This was one of those throwaway stories which cable news uses for a lighter break between the pressing coverage of politics and war, but it represents a disturbing trend which is getting completely out of hand. In case you missed it, a man in Rhode Island named Alan Sorrentino recently penned a letter to the editor of his local paper on the pressing subject of women wearing yoga pants. Alan sent in his largely tongue in cheek missive to The Barrington Times (a newspaper with a circulation of 5,000), complaining that the workout apparel was tacky and ridiculous, best suited for the confines of a yoga studio, and not something to be worn by women over the age of twenty.
The result? Death threats, vulgar voice mail and a wave of outrage on local social media accounts which resulted in hundreds of women showing up in front of his house to protest. (Fox News)
Hundreds of women, girls and other supporters proudly donned their yogapants Sunday as they peacefully paraded around the Rhode Island neighborhood of a man who derided the attire as tacky and ridiculous.

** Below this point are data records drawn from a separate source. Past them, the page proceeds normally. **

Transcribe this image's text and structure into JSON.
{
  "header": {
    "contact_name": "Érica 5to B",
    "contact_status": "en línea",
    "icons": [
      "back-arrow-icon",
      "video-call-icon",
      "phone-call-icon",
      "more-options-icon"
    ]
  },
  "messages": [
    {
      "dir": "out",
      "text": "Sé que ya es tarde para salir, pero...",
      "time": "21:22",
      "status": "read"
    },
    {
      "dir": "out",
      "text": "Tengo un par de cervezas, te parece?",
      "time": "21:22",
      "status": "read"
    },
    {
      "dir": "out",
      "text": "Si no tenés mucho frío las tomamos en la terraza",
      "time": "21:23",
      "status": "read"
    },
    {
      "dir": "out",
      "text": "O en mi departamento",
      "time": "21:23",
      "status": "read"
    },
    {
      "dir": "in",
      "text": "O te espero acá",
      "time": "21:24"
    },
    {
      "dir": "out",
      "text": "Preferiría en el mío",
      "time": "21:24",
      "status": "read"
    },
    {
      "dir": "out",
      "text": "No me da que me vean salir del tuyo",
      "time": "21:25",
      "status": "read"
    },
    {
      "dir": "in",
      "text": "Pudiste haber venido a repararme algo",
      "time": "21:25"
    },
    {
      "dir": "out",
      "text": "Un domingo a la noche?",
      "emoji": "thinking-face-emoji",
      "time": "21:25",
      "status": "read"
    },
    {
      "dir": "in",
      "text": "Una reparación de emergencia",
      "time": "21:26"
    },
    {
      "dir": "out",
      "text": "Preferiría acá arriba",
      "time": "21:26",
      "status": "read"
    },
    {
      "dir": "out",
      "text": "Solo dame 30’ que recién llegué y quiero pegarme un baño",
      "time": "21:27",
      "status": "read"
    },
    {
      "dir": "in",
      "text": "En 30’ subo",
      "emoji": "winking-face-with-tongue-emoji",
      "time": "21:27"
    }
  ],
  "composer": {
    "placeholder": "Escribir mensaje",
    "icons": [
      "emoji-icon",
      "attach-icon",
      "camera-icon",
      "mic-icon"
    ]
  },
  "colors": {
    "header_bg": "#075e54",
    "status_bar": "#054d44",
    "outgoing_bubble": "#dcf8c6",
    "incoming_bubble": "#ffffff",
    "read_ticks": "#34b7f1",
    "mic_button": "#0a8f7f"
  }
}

Alan Sorrentino said the response to his letter to the editor, printed in The Barrington Times on Wednesday, has been “vicious” and that he’s received death threats. He maintained the letter was meant to be humorous.
But organizers said even if Sorrentino’s letter was meant to be a joke, the message is clear.
“Women are fed up with the notion that we have to dress for people’s visual pleasure,” said Jamie Burke, parade organizer.
Pretty funny, huh? It’s the sort of popcorn story which gives cable news anchors a reason to chuckle and guffaw, play interviews with the activists and make a few fashion jokes. But Sorrentino took it pretty seriously. His life was disrupted and he’s been turned into a villain, all over a note which he admits he wrote as, “a humorous break from the current political campaign rhetoric.” Now he’s become a symbol of female oppression. And to top it off, Alan is gay and owns yoga pants himself.
You might wonder how such a letter made it into print in the first place. I’m friends with some people who work at small town newspapers around here and it’s the sort of decision which gets made when all the letters are about Trump and Hillary day after day and they’re just looking for something to break up the tedium. But the dark side of this story is how quickly social media was used to generate a campaign of outrage and assemble literally hundreds of people to disrupt Sorrentino’s life and hold him up as a talisman representing the oppression of women.
This is happening everywhere and on much larger scales than what Mr. Sorrentino experienced. It’s how we wound up with Occupy Wall Street, Black Lives Matter and the battle against toothpaste manufacturers whose products are actually making your teeth more dull so they can sell you whitening products. (Okay, that last one isn’t out there yet, but trust me… it’s coming.) So why should we be bothered by all of this social media manufactured outrage?
Perhaps this has nothing to do with yoga pants or phobias or any of the other topics which seem to occupy our time. Here’s one question we might want to be asking: is life simply too easy these days? Seriously. How did that many people manage to find time in their schedules to gin up a social media campaign and organize a protest over this guy’s letter to the editor? Is the country really in such great shape that we have nothing else to occupy our waking hours? Don’t you people have jobs? And if not, don’t you need jobs?
Mark this down as entry number 3,729 in my ongoing series about how the internet is ruining everything. When everything is a crisis, then nothing is a crisis, but there always seems to be time to flush somebody’s life down the social media sewer drain. Perhaps that big electromagnetic pulse everyone is expecting wouldn’t be such a bad thing after all.